原来,禁军烂到这种程度了?明明之前他们鼓噪而进,大呼酣战,勇猛无比的啊。

“陛下,禁军只能打顺风仗,无法逆战得胜。”王衍仿佛看穿了他的心思,道:“再败一二场,洛阳亦不得保。”

“陛下,切勿浪战了。”荀藩本来对王衍老是吓唬天子是有点意见的,但这会却觉得该吓一吓,免得天子自我感觉良好乱来,只听他说道:“臣闻有将士怨家中田亩不得收,还要出城死战,更无赏赐,欲鼓噪散去。”

“什么?”天子大惊,问道:“可已将其明正典刑?”

“三部督徐朗已将骚动压下。”荀藩说道:“但不能再浪战了,现下只能固守。军兵士气低落,能守一日是一日吧。”

天子听得一愣一愣的,脸色也更加惶急了。

“需得有精兵强将入援。”王衍面无表情地说了一句:“譬如人要有三魂七魄,无此则为行尸走肉矣。”

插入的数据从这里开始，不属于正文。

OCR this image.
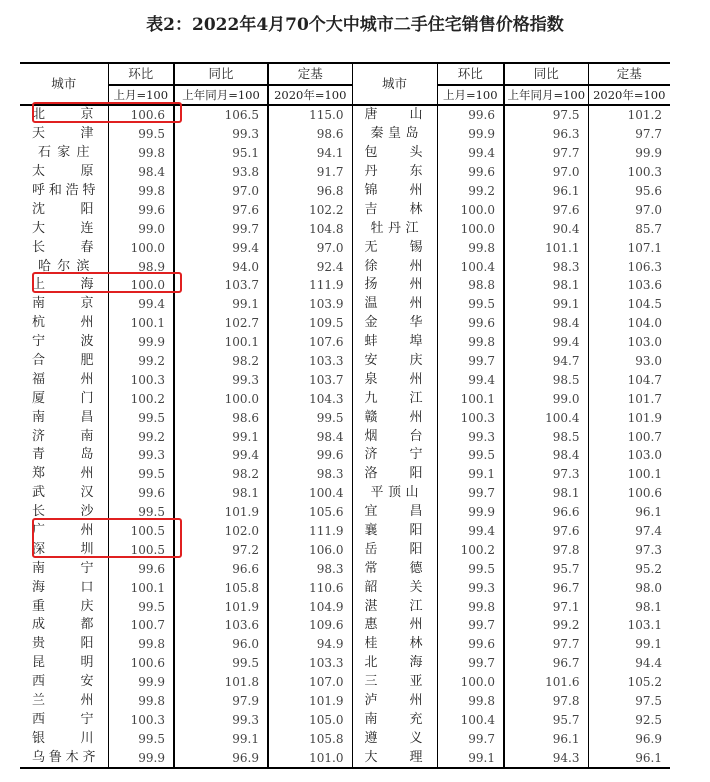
表2：2022年4月70个大中城市二手住宅销售价格指数
城市	环比	同比	定基	城市	环比	同比	定基
	上月=100	上年同月=100	2020年=100		上月=100	上年同月=100	2020年=100
北京	100.6	106.5	115.0	唐山	99.6	97.5	101.2
天津	99.5	99.3	98.6	秦皇岛	99.9	96.3	97.7
石家庄	99.8	95.1	94.1	包头	99.4	97.7	99.9
太原	98.4	93.8	91.7	丹东	99.6	97.0	100.3
呼和浩特	99.8	97.0	96.8	锦州	99.2	96.1	95.6
沈阳	99.6	97.6	102.2	吉林	100.0	97.6	97.0
大连	99.0	99.7	104.8	牡丹江	100.0	90.4	85.7
长春	100.0	99.4	97.0	无锡	99.8	101.1	107.1
哈尔滨	98.9	94.0	92.4	徐州	100.4	98.3	106.3
上海	100.0	103.7	111.9	扬州	98.8	98.1	103.6
南京	99.4	99.1	103.9	温州	99.5	99.1	104.5
杭州	100.1	102.7	109.5	金华	99.6	98.4	104.0
宁波	99.9	100.1	107.6	蚌埠	99.8	99.4	103.0
合肥	99.2	98.2	103.3	安庆	99.7	94.7	93.0
福州	100.3	99.3	103.7	泉州	99.4	98.5	104.7
厦门	100.2	100.0	104.3	九江	100.1	99.0	101.7
南昌	99.5	98.6	99.5	赣州	100.3	100.4	101.9
济南	99.2	99.1	98.4	烟台	99.3	98.5	100.7
青岛	99.3	99.4	99.6	济宁	99.5	98.4	103.0
郑州	99.5	98.2	98.3	洛阳	99.1	97.3	100.1
武汉	99.6	98.1	100.4	平顶山	99.7	98.1	100.6
长沙	99.5	101.9	105.6	宜昌	99.9	96.6	96.1
广州	100.5	102.0	111.9	襄阳	99.4	97.6	97.4
深圳	100.5	97.2	106.0	岳阳	100.2	97.8	97.3
南宁	99.6	96.6	98.3	常德	99.5	95.7	95.2
海口	100.1	105.8	110.6	韶关	99.3	96.7	98.0
重庆	99.5	101.9	104.9	湛江	99.8	97.1	98.1
成都	100.7	103.6	109.6	惠州	99.7	99.2	103.1
贵阳	99.8	96.0	94.9	桂林	99.6	97.7	99.1
昆明	100.6	99.5	103.3	北海	99.7	96.7	94.4
西安	99.9	101.8	107.0	三亚	100.0	101.6	105.2
兰州	99.8	97.9	101.9	泸州	99.8	97.8	97.5
西宁	100.3	99.3	105.0	南充	100.4	95.7	92.5
银川	99.5	99.1	105.8	遵义	99.7	96.1	96.9
乌鲁木齐	99.9	96.9	101.0	大理	99.1	94.3	96.1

“这……”不知道想到了什么,天子煞白的脸慢慢转红,红到有些不正常,似乎在羞恼什么一般。

良久之后,他双手撑在墙头,神色黯然。

“遣使至诸征镇,请其发兵入援洛阳。”良久之后,天子说道:“就对方伯们说,洛京危急,若今日,尚可救,后则无逮矣。”

荀藩听了暗暗叹息。

天子固然不成器,但这般低三下四求人,让他心里也很不好受。

一两年间,局势急转直下,天家的威望荡然无存。

作为依附皇权存在的他们,却不知还能在朝堂上坐多久。

城北响起了闷雷般的马蹄声。

偌大的洛阳谷地,竟然成了匈奴的跑马场,诚可叹也。

肥沃的农田园囿,已然成了匈奴的牧马地,诚可哀也。

根据禁军传回来的消息,刘汉大军见强攻拿不下洛阳,于是改变打法,蚕食洛阳周边,一步步收紧洛阳脖子上的绞索。

前有王弥在新安筑城,后有刘雅在偃师、缑氏等地攻拔坞堡,这是打算赖着不走了。

其实也很正常吧。

拿下长安后,刘聪的注意力又转回了洛阳。他现在一定很想拿下此城,以这种标志性事件,向全天下宣告天命的转移。

没有人知道匈奴将在此盘踞多久。

也没有人知道洛阳能守多久。

或许,召外镇兵入援是必然的,王夷甫的建议并没有错。